ただ私には、textbtnwaitとbtnwait2の違いがいまいちよくわかりませんが、とりあえずシステムカスタマイズのラベルではtextbtnwaitを使うと覚えてください。
「repaint」は、ボタンを押したとき、そのままだとボタン画像が押された画像のままになってしまうのでこれで直します。
画面上にボタンを置くタイプのシステムにするならば、必須です。
その後はセオリー通りにif文で分岐ということになるでしょう。

・texec〜saveon〜erasetextwindow 1
texcは通常クリック待ち(@)なら改行、改ページ待ち(\)なら改ページを行う命令です。必須です。
システムカスタマイズでは、このラベルに飛んできた時に自動的にsaveoff命令が実行されるので、このラベルをぬけるときにsaveon命令を実行する必要があります。これも必須です。
(必ずラベルの最後でなくてはならないというわけではありません)
erasetextwindow 1でテキストウインドウが消える設定(通常設定)にします。
なお、ラベルの始めで「erasetextwindow 0」をしないシステムならば、必要ありません。


とまあ、こんな感じです。
つまりまあ、私のスクリプトは特に珍しい命令は使ってないということになりますかね。
基本というか、システムカスタマイズしていない状態をシステムカスタマイズで実現するとすると、こんな感じです。

この流れを参考に、自分流のシステムを作ってください。


さて次に、選択肢カスタマイズについて説明しようと思います。
なぜ選択肢カスタマイズが必要なのか?
「select」命令では何がいけないのか?
と思う方がいらっしゃると思います。
考えてみてください、選択肢が表示されて選択を迫られます。
こんなとき、とりあえずセーブしてから選択するという人は、少なくないと思います。
さて、セーブしようと右クリック(画面上に常にセーブボタンがあるシステム場合は、セーブボタンをクリック)…おや、何もおきません。
どうしてこうなるかというと、「select」命令によって選択肢待ちをされている間は、システムカスタマイズのクリック待ちとは別のものです。
そのため、右クリックやボタンを押そうとしても、何も反応しないというわけです。

さてこの選択肢カスタマイズですが、「ぶっちゃけいままでどおりの体裁でいい」という方は、高橋さんのスクリプトをコピペしましょう!(笑
はっきり言って、ややこしいですコレ。
とりあえず、システムカスタマイズ用選択肢命令の書式と、「*customsel」ラベルで何をしているのかを解説してみようと思います。


csel "{選択肢1}",{*飛び先ラベル1},"{選択肢2}",{*飛び先ラベル2},…

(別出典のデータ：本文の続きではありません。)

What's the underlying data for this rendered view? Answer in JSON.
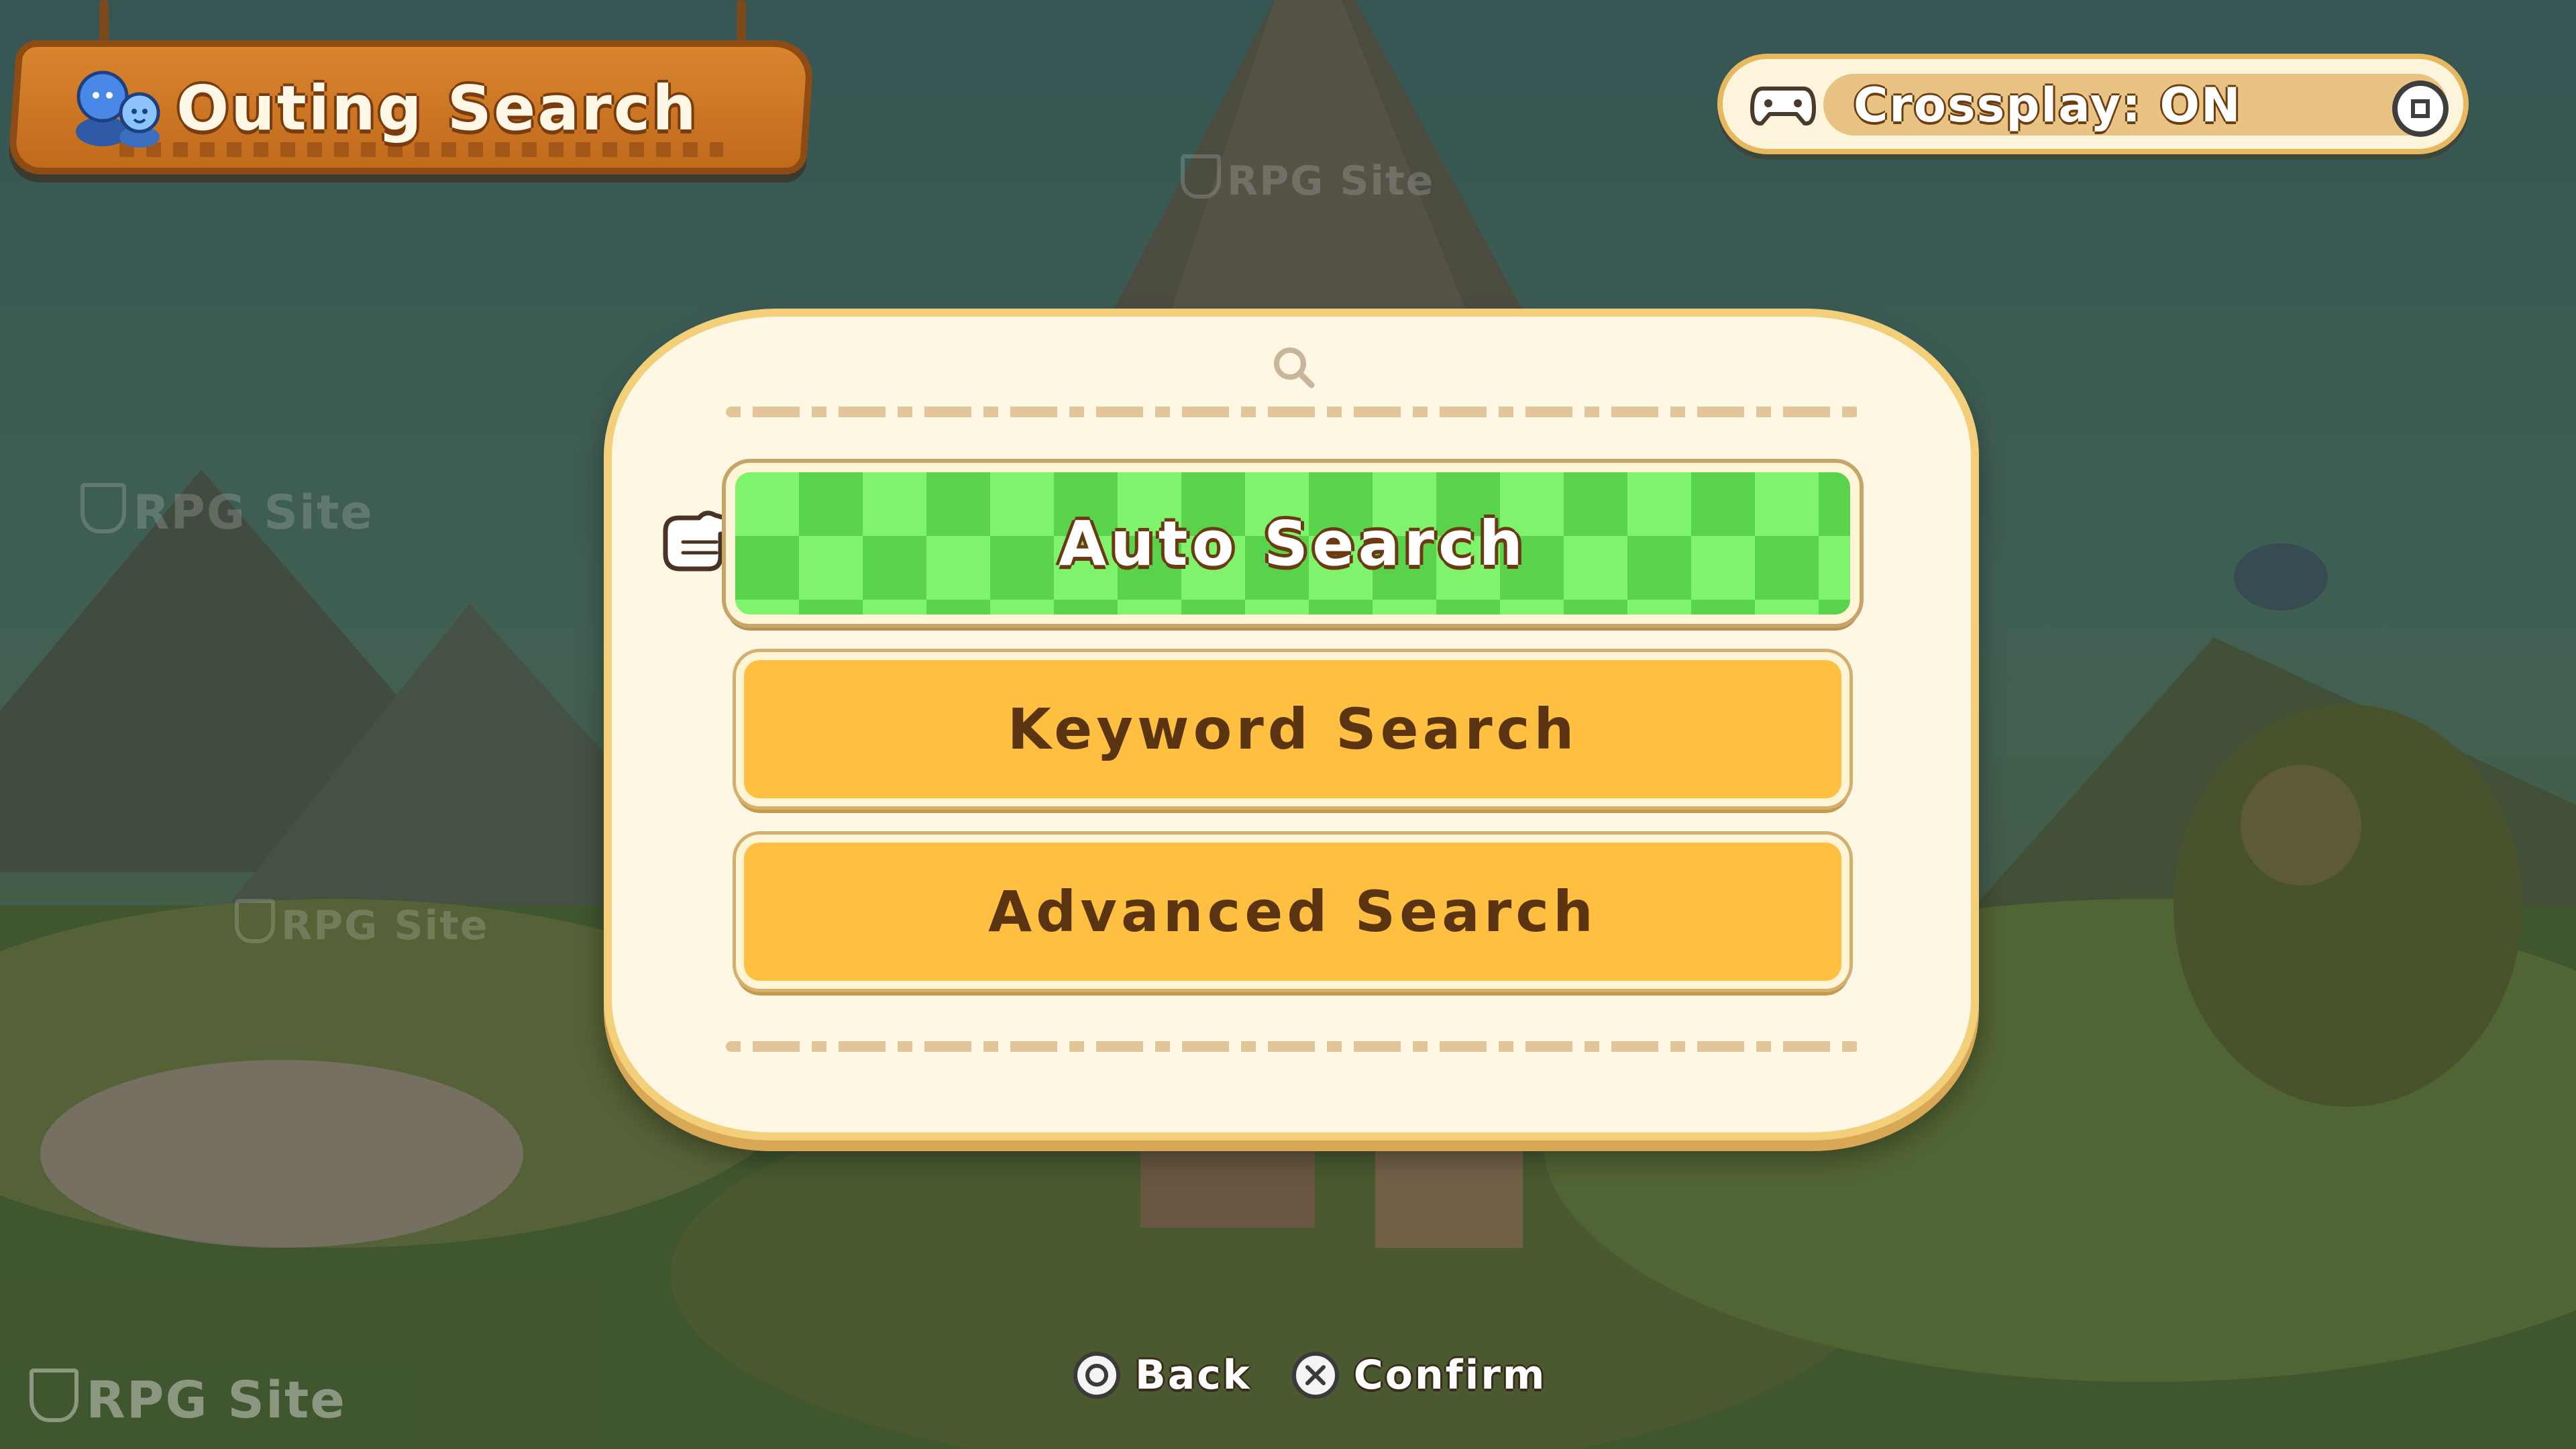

命令が「csel」になっただけで、他は「select」命令の書式と同じです。
何が「select」と「csel」の違いなのか?
選択肢をカスタマイズする事の意味、上ではクリック待ちの兼ね合いだと述べましたが、もう一つ大きな理由があります。
それは、プレイヤーに選択を求める方法(インターフェースと言うべきでしょうか)すらも自分で決めることができるという事です。
「select」命令を使って選択を求める場合を思い出して下さい。
文章に続いて選択肢が表示されるという、ごく普通のインターフェースで選択を求めます。
いじることができるのは色だけで、フォントサイズ、位置などを変えることは不可能です。
このインターフェースに満足している方は、前述の通り高橋さんのスクリプトを数値だけいじってコピペすれば、それで問題なしです。
しかし、もう少し自分好みのインターフェースにしたいという方、ぜひカスタマイズに挑戦しましょう。
カスタマイズすることによって、例えば選択を求めるときに選択肢ウインドウが画面中央に出て、そこに選択肢が表示されるとか、そういったことができるようになります。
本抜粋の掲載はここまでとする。